Fairchild, J.
In passing upon the question of the existence of evidence that any negligence of plaintiff was a proximate cause of his injury, we must consider that he was driving over a road used by him many years, that no notice had come to him that a ditch had been cut across the path he had a right to believe still existed. The contour of the land was such that he would naturally be at the point the evidence *449shows he was when the ditch suddenly became apparent. Under the law as outlined in cases mentioned in the companion case, plaintiff was not guilty of any negligence in expecting to travel a road that had been available to him for a long time, and the situation in which he found himself was due entirely to failure on the part of the county to give warning of its construction of what, without such warning, would be something in the nature of a trap.
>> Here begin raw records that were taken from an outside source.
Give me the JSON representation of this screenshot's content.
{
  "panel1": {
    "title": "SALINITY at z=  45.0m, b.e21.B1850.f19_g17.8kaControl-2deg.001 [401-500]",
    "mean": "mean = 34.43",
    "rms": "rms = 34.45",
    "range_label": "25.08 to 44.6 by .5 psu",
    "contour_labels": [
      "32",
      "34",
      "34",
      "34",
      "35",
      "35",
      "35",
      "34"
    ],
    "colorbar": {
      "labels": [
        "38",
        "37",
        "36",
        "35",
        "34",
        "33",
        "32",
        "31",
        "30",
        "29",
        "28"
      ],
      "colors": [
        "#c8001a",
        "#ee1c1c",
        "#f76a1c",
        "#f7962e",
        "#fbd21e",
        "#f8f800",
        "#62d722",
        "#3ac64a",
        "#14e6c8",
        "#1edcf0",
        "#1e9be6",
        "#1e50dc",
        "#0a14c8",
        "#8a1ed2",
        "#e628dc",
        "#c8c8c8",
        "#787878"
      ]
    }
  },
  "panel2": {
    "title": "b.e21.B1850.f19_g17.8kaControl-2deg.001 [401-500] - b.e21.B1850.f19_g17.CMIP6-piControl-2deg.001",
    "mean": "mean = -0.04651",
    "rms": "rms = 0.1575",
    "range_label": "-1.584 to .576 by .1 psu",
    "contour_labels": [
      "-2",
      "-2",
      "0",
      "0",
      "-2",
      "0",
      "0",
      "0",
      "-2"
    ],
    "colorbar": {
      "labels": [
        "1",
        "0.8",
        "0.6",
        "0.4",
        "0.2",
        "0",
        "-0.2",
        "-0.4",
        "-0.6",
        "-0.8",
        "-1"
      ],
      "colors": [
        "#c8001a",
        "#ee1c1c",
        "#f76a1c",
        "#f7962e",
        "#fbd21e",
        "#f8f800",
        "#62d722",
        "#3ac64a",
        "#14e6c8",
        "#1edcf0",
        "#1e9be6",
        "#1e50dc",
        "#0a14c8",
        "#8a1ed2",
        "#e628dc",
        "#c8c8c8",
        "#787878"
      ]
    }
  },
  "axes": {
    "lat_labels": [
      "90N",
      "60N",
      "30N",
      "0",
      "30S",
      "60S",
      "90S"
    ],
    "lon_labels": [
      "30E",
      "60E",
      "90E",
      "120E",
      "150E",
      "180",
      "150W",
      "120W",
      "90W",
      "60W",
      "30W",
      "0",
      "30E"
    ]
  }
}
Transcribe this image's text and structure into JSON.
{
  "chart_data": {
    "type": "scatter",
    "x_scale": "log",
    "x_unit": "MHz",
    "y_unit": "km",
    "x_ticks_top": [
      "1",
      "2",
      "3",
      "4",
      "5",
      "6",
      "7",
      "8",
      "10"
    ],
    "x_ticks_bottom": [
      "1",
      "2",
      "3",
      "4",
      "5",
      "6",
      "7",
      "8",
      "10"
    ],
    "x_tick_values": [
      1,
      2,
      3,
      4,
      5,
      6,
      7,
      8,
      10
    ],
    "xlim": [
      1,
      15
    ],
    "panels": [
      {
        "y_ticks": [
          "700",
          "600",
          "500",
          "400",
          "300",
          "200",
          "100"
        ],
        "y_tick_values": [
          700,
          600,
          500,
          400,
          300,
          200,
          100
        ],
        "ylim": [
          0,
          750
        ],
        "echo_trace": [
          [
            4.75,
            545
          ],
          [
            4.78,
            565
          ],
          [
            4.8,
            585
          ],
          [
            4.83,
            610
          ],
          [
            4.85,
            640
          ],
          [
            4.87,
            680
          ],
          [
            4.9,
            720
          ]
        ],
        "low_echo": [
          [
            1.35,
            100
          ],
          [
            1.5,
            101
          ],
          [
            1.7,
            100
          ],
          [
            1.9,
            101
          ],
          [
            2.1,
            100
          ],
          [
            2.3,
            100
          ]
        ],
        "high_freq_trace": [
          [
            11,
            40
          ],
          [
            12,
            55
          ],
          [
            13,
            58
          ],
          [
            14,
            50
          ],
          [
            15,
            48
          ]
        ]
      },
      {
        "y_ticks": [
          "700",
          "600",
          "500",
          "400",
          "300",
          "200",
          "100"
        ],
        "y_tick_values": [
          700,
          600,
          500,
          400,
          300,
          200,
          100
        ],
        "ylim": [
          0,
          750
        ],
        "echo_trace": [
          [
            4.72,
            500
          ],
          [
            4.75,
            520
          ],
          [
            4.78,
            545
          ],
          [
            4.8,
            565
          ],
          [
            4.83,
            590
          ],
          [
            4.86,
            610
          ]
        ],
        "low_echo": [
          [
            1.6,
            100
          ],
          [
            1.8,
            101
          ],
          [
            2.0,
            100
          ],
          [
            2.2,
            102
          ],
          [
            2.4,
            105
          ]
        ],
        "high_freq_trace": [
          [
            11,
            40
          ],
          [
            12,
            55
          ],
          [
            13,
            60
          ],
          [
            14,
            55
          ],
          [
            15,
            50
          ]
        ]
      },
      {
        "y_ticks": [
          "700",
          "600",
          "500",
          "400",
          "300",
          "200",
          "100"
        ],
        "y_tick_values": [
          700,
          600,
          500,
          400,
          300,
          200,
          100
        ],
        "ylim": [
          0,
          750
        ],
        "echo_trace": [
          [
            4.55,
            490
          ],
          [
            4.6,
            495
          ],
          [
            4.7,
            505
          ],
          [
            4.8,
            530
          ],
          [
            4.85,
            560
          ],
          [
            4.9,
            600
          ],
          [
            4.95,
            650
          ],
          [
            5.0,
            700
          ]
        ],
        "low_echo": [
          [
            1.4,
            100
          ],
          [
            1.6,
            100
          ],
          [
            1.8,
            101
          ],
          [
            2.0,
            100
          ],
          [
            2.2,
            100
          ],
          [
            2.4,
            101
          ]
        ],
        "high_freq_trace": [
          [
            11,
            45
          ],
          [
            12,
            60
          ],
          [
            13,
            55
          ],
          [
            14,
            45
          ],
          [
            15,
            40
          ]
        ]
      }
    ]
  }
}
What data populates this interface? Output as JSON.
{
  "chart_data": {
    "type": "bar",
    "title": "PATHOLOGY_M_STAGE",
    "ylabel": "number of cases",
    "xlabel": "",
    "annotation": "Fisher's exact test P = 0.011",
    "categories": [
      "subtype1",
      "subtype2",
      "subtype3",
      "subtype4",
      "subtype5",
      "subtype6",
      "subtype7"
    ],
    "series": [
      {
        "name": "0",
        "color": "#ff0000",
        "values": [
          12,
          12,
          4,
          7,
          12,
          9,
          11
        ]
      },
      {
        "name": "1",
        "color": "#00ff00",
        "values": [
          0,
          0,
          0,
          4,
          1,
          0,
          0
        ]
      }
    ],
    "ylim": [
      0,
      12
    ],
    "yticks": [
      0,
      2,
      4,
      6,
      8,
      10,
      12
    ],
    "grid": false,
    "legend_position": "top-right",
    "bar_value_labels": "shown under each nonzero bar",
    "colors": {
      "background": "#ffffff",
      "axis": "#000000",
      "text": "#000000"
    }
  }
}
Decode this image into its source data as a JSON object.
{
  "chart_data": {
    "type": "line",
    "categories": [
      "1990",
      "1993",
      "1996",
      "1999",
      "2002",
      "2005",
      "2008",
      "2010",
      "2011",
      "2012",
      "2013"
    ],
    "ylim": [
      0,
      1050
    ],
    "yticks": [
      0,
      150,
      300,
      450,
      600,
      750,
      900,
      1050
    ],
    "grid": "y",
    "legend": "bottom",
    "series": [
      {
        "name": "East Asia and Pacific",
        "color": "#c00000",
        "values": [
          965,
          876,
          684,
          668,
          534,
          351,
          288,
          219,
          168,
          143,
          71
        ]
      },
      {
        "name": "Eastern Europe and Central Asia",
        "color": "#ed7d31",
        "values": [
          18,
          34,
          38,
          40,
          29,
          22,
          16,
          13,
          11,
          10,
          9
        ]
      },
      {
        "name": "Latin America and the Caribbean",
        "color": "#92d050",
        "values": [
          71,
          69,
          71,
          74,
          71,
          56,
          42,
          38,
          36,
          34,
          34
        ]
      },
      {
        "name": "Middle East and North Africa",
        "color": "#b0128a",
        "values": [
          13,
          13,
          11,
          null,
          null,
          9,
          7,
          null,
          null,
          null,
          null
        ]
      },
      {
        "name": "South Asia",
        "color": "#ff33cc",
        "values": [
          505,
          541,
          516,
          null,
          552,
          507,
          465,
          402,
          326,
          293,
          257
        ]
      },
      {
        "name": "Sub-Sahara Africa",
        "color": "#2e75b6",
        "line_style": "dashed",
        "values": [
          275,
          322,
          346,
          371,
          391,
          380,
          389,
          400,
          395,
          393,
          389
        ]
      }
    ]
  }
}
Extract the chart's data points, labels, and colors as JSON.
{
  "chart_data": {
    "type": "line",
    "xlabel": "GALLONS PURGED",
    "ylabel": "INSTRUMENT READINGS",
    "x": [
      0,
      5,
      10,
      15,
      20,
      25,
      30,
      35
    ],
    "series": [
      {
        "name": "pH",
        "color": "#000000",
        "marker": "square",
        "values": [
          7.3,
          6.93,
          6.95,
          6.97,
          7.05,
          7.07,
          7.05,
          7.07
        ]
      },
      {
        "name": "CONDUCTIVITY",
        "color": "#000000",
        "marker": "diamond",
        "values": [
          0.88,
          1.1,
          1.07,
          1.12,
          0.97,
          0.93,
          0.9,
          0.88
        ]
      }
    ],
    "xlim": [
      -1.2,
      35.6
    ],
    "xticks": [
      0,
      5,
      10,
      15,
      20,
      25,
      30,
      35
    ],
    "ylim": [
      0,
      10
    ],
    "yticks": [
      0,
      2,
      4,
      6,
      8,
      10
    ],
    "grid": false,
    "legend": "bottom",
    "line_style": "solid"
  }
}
The short distance between him and the danger point at the time he was able to see it left him no opportunity to do anything to save himself. The testimony offered with respect to defective brakes might be of consequence under different circumstances, but not here where he was helpless if his brakes were perfect. Assuming the brakes defective, their condition was not a proximate cause. In view of the failure to give any warning of a dangerous condition in the highway as a result of its operations, the county cannot be heard to claim that plaintiff was negligent in using the highway, and the general situation being such as .to cause the plaintiff to believe that a long-continued condition still existed, he did not fail to exercise ordinary care in that respect. Plaintiff’s motion to change the jury’s answers to the indicated questions relating to proximate cause and the apportionment of the attributable negligence should have been granted by the court. Tande v. Vernon County, 226 Wis. 602, 276 N. W. 359.
By the Court. — Judgment reversed, and cause remanded with directions to change the answer to question 5 from Yes to No; the answer to question 10 from fifty per cent to one hundred per cent; to strike out the answers to questions 6 and 11, and to grant plaintiff judgment on the verdict as amended.